Alors que Veja semblait détenir le monopole de l’imbécilité dans la presse brésilienne, le magazine Época vient tout juste de lui ravir le « prestigieux » poste de leader de l’anti-journalisme. En effet dans un article intitulé « Dilma et le sexe » qui a par ailleurs provoqué un tollé dans le pays, et également sur les réseaux sociaux, un éditorialiste du magazine Época attribuait « les mauvais résultats de l’administration Dilma à un manque de sexe évident chez la présidente ».

Dans une espèce de psychanalyse tirée directement de la tête de Raspoutine*, l’éditorialiste affirme :

Je ne la connais pas personnellement, mais il est probable que sa sexualité ait été soustraite depuis au moins une décennie, comme pour prouver exactement le contraire, à savoir que : »le pouvoir et le sexe doivent s’anéantir ».

Si l’on était à l’échelle internationale, on ne serait pas loin de l’incident diplomatique. Le fait est que Dilma Rousseff n’a jamais été épargnée par les médias. Sans jamais être pris au sérieux, plusieurs analystes ont par le passé pointé du doigt le machisme dont la présidente Rousseff était clairement victime. Cet article de Época est un marqueur. Je n’ai pas mémoire d’un autre chef d’Etat à qui l’on aura infligé un tel traitement.

Pas la première fois

Cela remonte à plusieurs années déjà, mais ce fait m’avait déjà semblé atypique en 2010 lors de la première campagne électorale de Dilma Rousseff. Reçue par le journaliste Datena (prochain candidat aux élections municipales de São Paulo) dans une émission quotidienne de la chaîne de télévision Band, Dilma Rousseff avait dû faire face à un interrogatoire « musclé » sur ses années de captivité, le journaliste n’hésitant pas à lui demander si elle avait été violée pendant la dictature militaire.

S’il le savait déjà, pourquoi poser la question? S’il l’ignorait, pourquoi poser la question? Quelle était l’utilité publique d’une telle question? Personnellement, je n’en vois pas.

Etre la première femme élue présidente du Brésil s’avère être un motif supplémentaire qui l’expose à la critique.

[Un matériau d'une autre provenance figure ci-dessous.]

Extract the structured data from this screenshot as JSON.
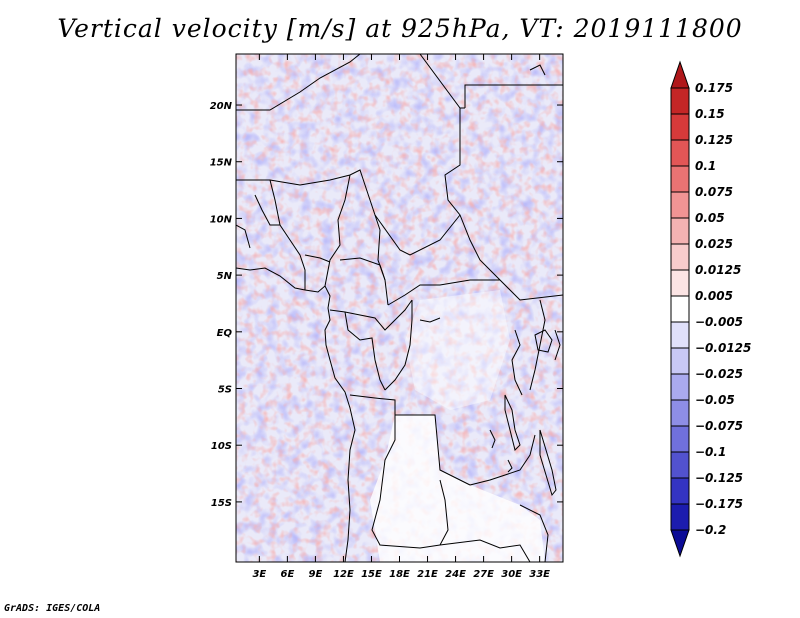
{
  "title": "Vertical velocity [m/s] at 925hPa, VT: 2019111800",
  "footer": "GrADS: IGES/COLA",
  "map": {
    "lat_ticks": [
      {
        "label": "20N",
        "lat": 20
      },
      {
        "label": "15N",
        "lat": 15
      },
      {
        "label": "10N",
        "lat": 10
      },
      {
        "label": "5N",
        "lat": 5
      },
      {
        "label": "EQ",
        "lat": 0
      },
      {
        "label": "5S",
        "lat": -5
      },
      {
        "label": "10S",
        "lat": -10
      },
      {
        "label": "15S",
        "lat": -15
      }
    ],
    "lon_ticks": [
      {
        "label": "3E",
        "lon": 3
      },
      {
        "label": "6E",
        "lon": 6
      },
      {
        "label": "9E",
        "lon": 9
      },
      {
        "label": "12E",
        "lon": 12
      },
      {
        "label": "15E",
        "lon": 15
      },
      {
        "label": "18E",
        "lon": 18
      },
      {
        "label": "21E",
        "lon": 21
      },
      {
        "label": "24E",
        "lon": 24
      },
      {
        "label": "27E",
        "lon": 27
      },
      {
        "label": "30E",
        "lon": 30
      },
      {
        "label": "33E",
        "lon": 33
      }
    ],
    "lon_range": [
      0.5,
      35.5
    ],
    "lat_range": [
      -20.3,
      24.5
    ]
  },
  "colorbar": {
    "labels": [
      "0.175",
      "0.15",
      "0.125",
      "0.1",
      "0.075",
      "0.05",
      "0.025",
      "0.0125",
      "0.005",
      "−0.005",
      "−0.0125",
      "−0.025",
      "−0.05",
      "−0.075",
      "−0.1",
      "−0.125",
      "−0.175",
      "−0.2"
    ],
    "colors": [
      "#b0181b",
      "#c42626",
      "#d63a3a",
      "#e25656",
      "#ea7373",
      "#f09494",
      "#f4b2b2",
      "#f8cccc",
      "#fbe4e4",
      "#ffffff",
      "#e0e0fa",
      "#c8c8f5",
      "#aaaaee",
      "#8e8ee6",
      "#7070dc",
      "#5252cf",
      "#3434c2",
      "#1c1cae",
      "#0c0c96"
    ]
  }
}
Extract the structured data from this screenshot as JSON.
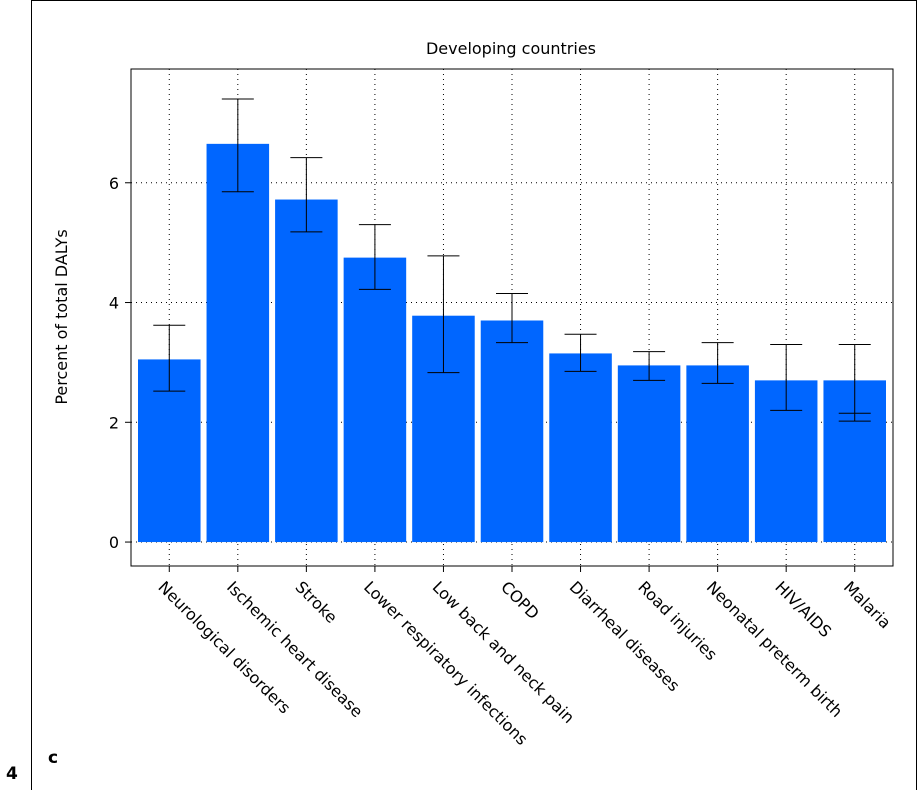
{
  "page_number": "4",
  "panel_label": "c",
  "colors": {
    "bar": "#0066ff",
    "grid": "#000000",
    "axis": "#000000"
  },
  "chart_data": {
    "type": "bar",
    "title": "Developing countries",
    "xlabel": "",
    "ylabel": "Percent of total DALYs",
    "categories": [
      "Neurological disorders",
      "Ischemic heart disease",
      "Stroke",
      "Lower respiratory infections",
      "Low back and neck pain",
      "COPD",
      "Diarrheal diseases",
      "Road injuries",
      "Neonatal preterm birth",
      "HIV/AIDS",
      "Malaria"
    ],
    "values": [
      3.05,
      6.65,
      5.72,
      4.75,
      3.78,
      3.7,
      3.15,
      2.95,
      2.95,
      2.7,
      2.7
    ],
    "error_low": [
      2.52,
      5.85,
      5.18,
      4.22,
      2.83,
      3.33,
      2.85,
      2.7,
      2.65,
      2.2,
      2.02
    ],
    "error_high": [
      3.62,
      7.4,
      6.42,
      5.3,
      4.78,
      4.15,
      3.47,
      3.18,
      3.33,
      3.3,
      3.3
    ],
    "extra_lower_tick": [
      null,
      null,
      null,
      null,
      null,
      null,
      null,
      null,
      null,
      null,
      2.15
    ],
    "ylim": [
      -0.4,
      7.9
    ],
    "yticks": [
      0,
      2,
      4,
      6
    ],
    "grid": true,
    "legend": "none"
  }
}
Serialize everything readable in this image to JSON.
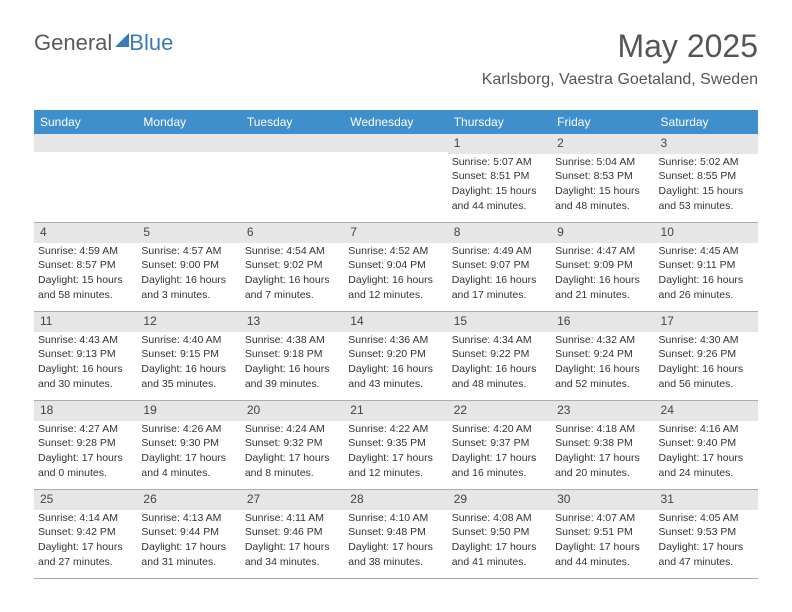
{
  "logo": {
    "part1": "General",
    "part2": "Blue"
  },
  "title": "May 2025",
  "location": "Karlsborg, Vaestra Goetaland, Sweden",
  "colors": {
    "header_bg": "#3e8fcc",
    "header_text": "#ffffff",
    "daynum_bg": "#e6e6e6",
    "text": "#333333",
    "logo_gray": "#5a5a5a",
    "logo_blue": "#3a7ab8"
  },
  "weekdays": [
    "Sunday",
    "Monday",
    "Tuesday",
    "Wednesday",
    "Thursday",
    "Friday",
    "Saturday"
  ],
  "weeks": [
    [
      {
        "n": "",
        "lines": []
      },
      {
        "n": "",
        "lines": []
      },
      {
        "n": "",
        "lines": []
      },
      {
        "n": "",
        "lines": []
      },
      {
        "n": "1",
        "lines": [
          "Sunrise: 5:07 AM",
          "Sunset: 8:51 PM",
          "Daylight: 15 hours",
          "and 44 minutes."
        ]
      },
      {
        "n": "2",
        "lines": [
          "Sunrise: 5:04 AM",
          "Sunset: 8:53 PM",
          "Daylight: 15 hours",
          "and 48 minutes."
        ]
      },
      {
        "n": "3",
        "lines": [
          "Sunrise: 5:02 AM",
          "Sunset: 8:55 PM",
          "Daylight: 15 hours",
          "and 53 minutes."
        ]
      }
    ],
    [
      {
        "n": "4",
        "lines": [
          "Sunrise: 4:59 AM",
          "Sunset: 8:57 PM",
          "Daylight: 15 hours",
          "and 58 minutes."
        ]
      },
      {
        "n": "5",
        "lines": [
          "Sunrise: 4:57 AM",
          "Sunset: 9:00 PM",
          "Daylight: 16 hours",
          "and 3 minutes."
        ]
      },
      {
        "n": "6",
        "lines": [
          "Sunrise: 4:54 AM",
          "Sunset: 9:02 PM",
          "Daylight: 16 hours",
          "and 7 minutes."
        ]
      },
      {
        "n": "7",
        "lines": [
          "Sunrise: 4:52 AM",
          "Sunset: 9:04 PM",
          "Daylight: 16 hours",
          "and 12 minutes."
        ]
      },
      {
        "n": "8",
        "lines": [
          "Sunrise: 4:49 AM",
          "Sunset: 9:07 PM",
          "Daylight: 16 hours",
          "and 17 minutes."
        ]
      },
      {
        "n": "9",
        "lines": [
          "Sunrise: 4:47 AM",
          "Sunset: 9:09 PM",
          "Daylight: 16 hours",
          "and 21 minutes."
        ]
      },
      {
        "n": "10",
        "lines": [
          "Sunrise: 4:45 AM",
          "Sunset: 9:11 PM",
          "Daylight: 16 hours",
          "and 26 minutes."
        ]
      }
    ],
    [
      {
        "n": "11",
        "lines": [
          "Sunrise: 4:43 AM",
          "Sunset: 9:13 PM",
          "Daylight: 16 hours",
          "and 30 minutes."
        ]
      },
      {
        "n": "12",
        "lines": [
          "Sunrise: 4:40 AM",
          "Sunset: 9:15 PM",
          "Daylight: 16 hours",
          "and 35 minutes."
        ]
      },
      {
        "n": "13",
        "lines": [
          "Sunrise: 4:38 AM",
          "Sunset: 9:18 PM",
          "Daylight: 16 hours",
          "and 39 minutes."
        ]
      },
      {
        "n": "14",
        "lines": [
          "Sunrise: 4:36 AM",
          "Sunset: 9:20 PM",
          "Daylight: 16 hours",
          "and 43 minutes."
        ]
      },
      {
        "n": "15",
        "lines": [
          "Sunrise: 4:34 AM",
          "Sunset: 9:22 PM",
          "Daylight: 16 hours",
          "and 48 minutes."
        ]
      },
      {
        "n": "16",
        "lines": [
          "Sunrise: 4:32 AM",
          "Sunset: 9:24 PM",
          "Daylight: 16 hours",
          "and 52 minutes."
        ]
      },
      {
        "n": "17",
        "lines": [
          "Sunrise: 4:30 AM",
          "Sunset: 9:26 PM",
          "Daylight: 16 hours",
          "and 56 minutes."
        ]
      }
    ],
    [
      {
        "n": "18",
        "lines": [
          "Sunrise: 4:27 AM",
          "Sunset: 9:28 PM",
          "Daylight: 17 hours",
          "and 0 minutes."
        ]
      },
      {
        "n": "19",
        "lines": [
          "Sunrise: 4:26 AM",
          "Sunset: 9:30 PM",
          "Daylight: 17 hours",
          "and 4 minutes."
        ]
      },
      {
        "n": "20",
        "lines": [
          "Sunrise: 4:24 AM",
          "Sunset: 9:32 PM",
          "Daylight: 17 hours",
          "and 8 minutes."
        ]
      },
      {
        "n": "21",
        "lines": [
          "Sunrise: 4:22 AM",
          "Sunset: 9:35 PM",
          "Daylight: 17 hours",
          "and 12 minutes."
        ]
      },
      {
        "n": "22",
        "lines": [
          "Sunrise: 4:20 AM",
          "Sunset: 9:37 PM",
          "Daylight: 17 hours",
          "and 16 minutes."
        ]
      },
      {
        "n": "23",
        "lines": [
          "Sunrise: 4:18 AM",
          "Sunset: 9:38 PM",
          "Daylight: 17 hours",
          "and 20 minutes."
        ]
      },
      {
        "n": "24",
        "lines": [
          "Sunrise: 4:16 AM",
          "Sunset: 9:40 PM",
          "Daylight: 17 hours",
          "and 24 minutes."
        ]
      }
    ],
    [
      {
        "n": "25",
        "lines": [
          "Sunrise: 4:14 AM",
          "Sunset: 9:42 PM",
          "Daylight: 17 hours",
          "and 27 minutes."
        ]
      },
      {
        "n": "26",
        "lines": [
          "Sunrise: 4:13 AM",
          "Sunset: 9:44 PM",
          "Daylight: 17 hours",
          "and 31 minutes."
        ]
      },
      {
        "n": "27",
        "lines": [
          "Sunrise: 4:11 AM",
          "Sunset: 9:46 PM",
          "Daylight: 17 hours",
          "and 34 minutes."
        ]
      },
      {
        "n": "28",
        "lines": [
          "Sunrise: 4:10 AM",
          "Sunset: 9:48 PM",
          "Daylight: 17 hours",
          "and 38 minutes."
        ]
      },
      {
        "n": "29",
        "lines": [
          "Sunrise: 4:08 AM",
          "Sunset: 9:50 PM",
          "Daylight: 17 hours",
          "and 41 minutes."
        ]
      },
      {
        "n": "30",
        "lines": [
          "Sunrise: 4:07 AM",
          "Sunset: 9:51 PM",
          "Daylight: 17 hours",
          "and 44 minutes."
        ]
      },
      {
        "n": "31",
        "lines": [
          "Sunrise: 4:05 AM",
          "Sunset: 9:53 PM",
          "Daylight: 17 hours",
          "and 47 minutes."
        ]
      }
    ]
  ]
}
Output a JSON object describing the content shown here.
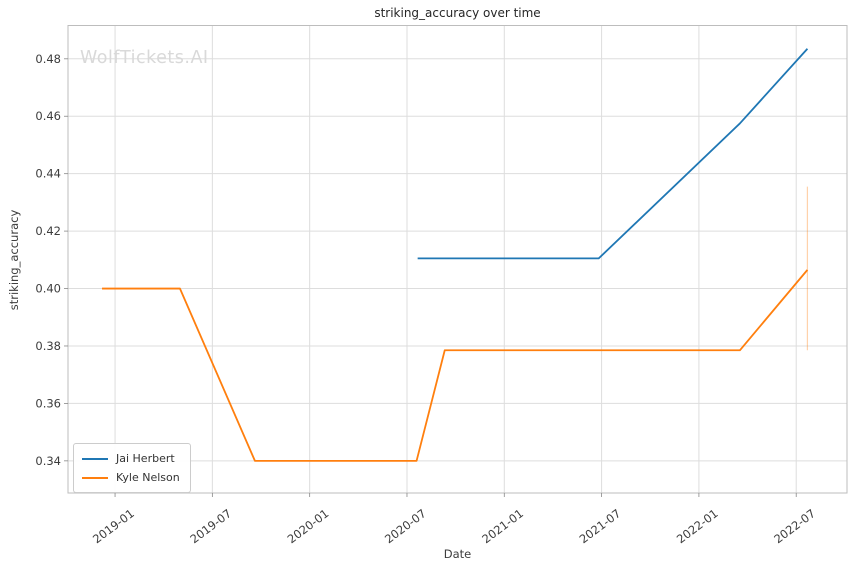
{
  "watermark": "WolfTickets.AI",
  "colors": {
    "background": "#ffffff",
    "grid": "#dddddd",
    "spine": "#bdbdbd",
    "tick": "#888888",
    "text": "#3d3d3d",
    "title_text": "#262626",
    "watermark_text": "#d9d9d9",
    "series_blue": "#1f77b4",
    "series_orange": "#ff7f0e"
  },
  "chart_data": {
    "type": "line",
    "title": "striking_accuracy over time",
    "xlabel": "Date",
    "ylabel": "striking_accuracy",
    "grid": true,
    "legend_position": "lower-left",
    "ylim": [
      0.3288,
      0.4916
    ],
    "xlim": [
      "2018-10-04",
      "2022-10-05"
    ],
    "y_ticks": [
      {
        "value": 0.34,
        "label": "0.34"
      },
      {
        "value": 0.36,
        "label": "0.36"
      },
      {
        "value": 0.38,
        "label": "0.38"
      },
      {
        "value": 0.4,
        "label": "0.40"
      },
      {
        "value": 0.42,
        "label": "0.42"
      },
      {
        "value": 0.44,
        "label": "0.44"
      },
      {
        "value": 0.46,
        "label": "0.46"
      },
      {
        "value": 0.48,
        "label": "0.48"
      }
    ],
    "x_ticks": [
      {
        "date": "2019-01",
        "label": "2019-01"
      },
      {
        "date": "2019-07",
        "label": "2019-07"
      },
      {
        "date": "2020-01",
        "label": "2020-01"
      },
      {
        "date": "2020-07",
        "label": "2020-07"
      },
      {
        "date": "2021-01",
        "label": "2021-01"
      },
      {
        "date": "2021-07",
        "label": "2021-07"
      },
      {
        "date": "2022-01",
        "label": "2022-01"
      },
      {
        "date": "2022-07",
        "label": "2022-07"
      }
    ],
    "series": [
      {
        "name": "Jai Herbert",
        "color": "#1f77b4",
        "points": [
          {
            "date": "2020-07-21",
            "value": 0.4105
          },
          {
            "date": "2021-06-26",
            "value": 0.4105
          },
          {
            "date": "2022-03-17",
            "value": 0.4575
          },
          {
            "date": "2022-07-22",
            "value": 0.4835
          }
        ]
      },
      {
        "name": "Kyle Nelson",
        "color": "#ff7f0e",
        "points": [
          {
            "date": "2018-12-07",
            "value": 0.4
          },
          {
            "date": "2019-05-01",
            "value": 0.4
          },
          {
            "date": "2019-09-20",
            "value": 0.34
          },
          {
            "date": "2020-07-19",
            "value": 0.34
          },
          {
            "date": "2020-09-11",
            "value": 0.3785
          },
          {
            "date": "2022-03-17",
            "value": 0.3785
          },
          {
            "date": "2022-07-22",
            "value": 0.4065
          }
        ]
      }
    ],
    "annotations": [
      {
        "type": "vertical-segment",
        "date": "2022-07-22",
        "from": 0.3785,
        "to": 0.4355,
        "color": "#ff7f0e",
        "opacity": 0.35
      }
    ]
  }
}
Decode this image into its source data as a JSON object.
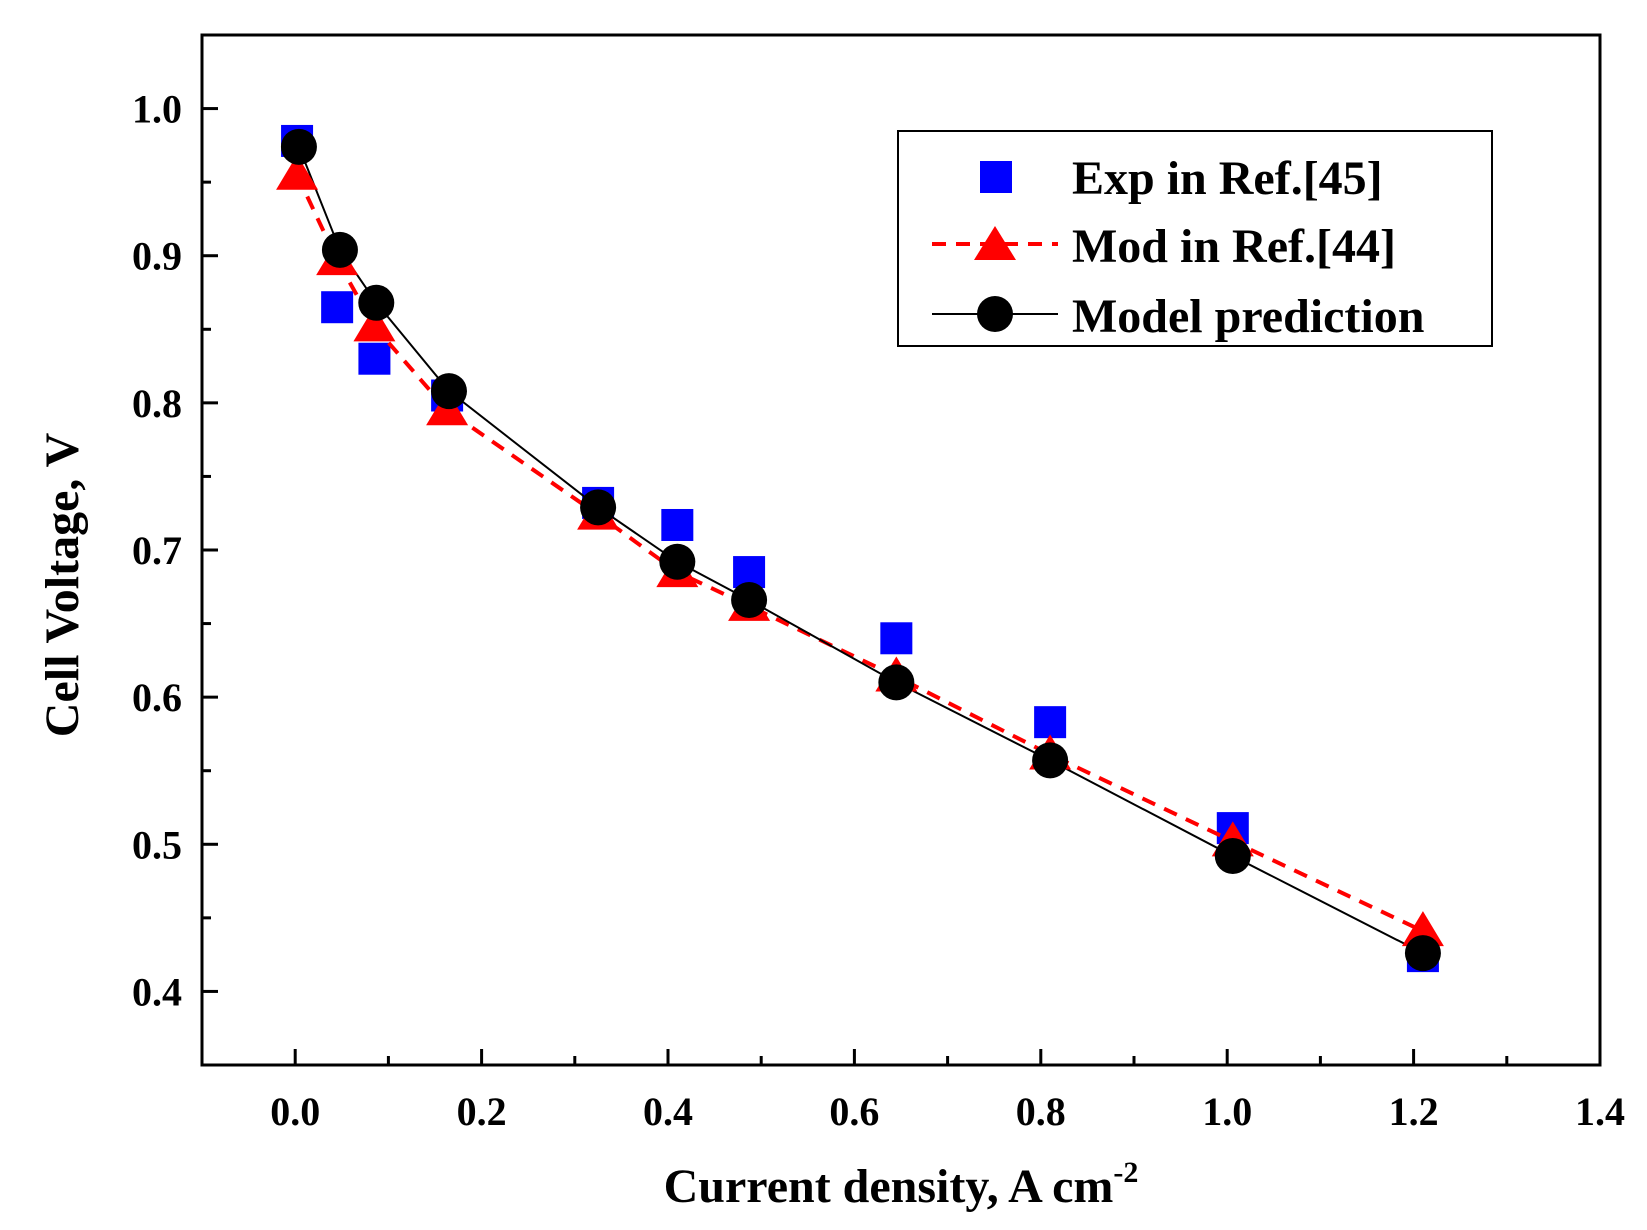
{
  "chart_data": {
    "type": "scatter",
    "title": "",
    "xlabel": "Current density, A cm",
    "xlabel_superscript": "-2",
    "ylabel": "Cell Voltage, V",
    "xlim": [
      -0.1,
      1.4
    ],
    "ylim": [
      0.35,
      1.05
    ],
    "x_ticks": [
      0.0,
      0.2,
      0.4,
      0.6,
      0.8,
      1.0,
      1.2,
      1.4
    ],
    "x_tick_labels": [
      "0.0",
      "0.2",
      "0.4",
      "0.6",
      "0.8",
      "1.0",
      "1.2",
      "1.4"
    ],
    "x_minor_ticks": [
      -0.1,
      0.1,
      0.3,
      0.5,
      0.7,
      0.9,
      1.1,
      1.3
    ],
    "y_ticks": [
      0.4,
      0.5,
      0.6,
      0.7,
      0.8,
      0.9,
      1.0
    ],
    "y_tick_labels": [
      "0.4",
      "0.5",
      "0.6",
      "0.7",
      "0.8",
      "0.9",
      "1.0"
    ],
    "y_minor_ticks": [
      0.45,
      0.55,
      0.65,
      0.75,
      0.85,
      0.95
    ],
    "grid": false,
    "legend_position": "top-right",
    "series": [
      {
        "name": "Exp in Ref.[45]",
        "marker": "square",
        "line": "none",
        "color": "#0000ff",
        "x": [
          0.002,
          0.045,
          0.085,
          0.163,
          0.325,
          0.41,
          0.487,
          0.645,
          0.81,
          1.006,
          1.21
        ],
        "y": [
          0.978,
          0.865,
          0.83,
          0.805,
          0.732,
          0.717,
          0.685,
          0.64,
          0.583,
          0.511,
          0.424
        ]
      },
      {
        "name": "Mod in Ref.[44]",
        "marker": "triangle",
        "line": "dashed",
        "color": "#ff0000",
        "x": [
          0.002,
          0.045,
          0.085,
          0.163,
          0.325,
          0.41,
          0.487,
          0.645,
          0.81,
          1.006,
          1.21
        ],
        "y": [
          0.955,
          0.897,
          0.852,
          0.795,
          0.724,
          0.685,
          0.662,
          0.614,
          0.561,
          0.502,
          0.441
        ]
      },
      {
        "name": "Model prediction",
        "marker": "circle",
        "line": "solid",
        "color": "#000000",
        "x": [
          0.004,
          0.048,
          0.087,
          0.165,
          0.325,
          0.41,
          0.487,
          0.645,
          0.81,
          1.006,
          1.21
        ],
        "y": [
          0.974,
          0.904,
          0.868,
          0.808,
          0.729,
          0.692,
          0.666,
          0.61,
          0.557,
          0.492,
          0.426
        ]
      }
    ]
  }
}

Dilma Rousseff doit presque s’excuser de ne pas être un homme dans un pays où les médias constituent le symbole le plus visible du machisme séculaire.

A l’instar de l’opposition acharnée dont Barack Obama a été la cible par le simple fait d’être un Noir, certains médias brésiliens souhaiteraient sans doute qu’il y ait plus de testostérones dans les couloirs du palais du Planalto. Dilma Rousseff paye le prix d’être une femme.

La presse française pratique le « deux poids deux mesures »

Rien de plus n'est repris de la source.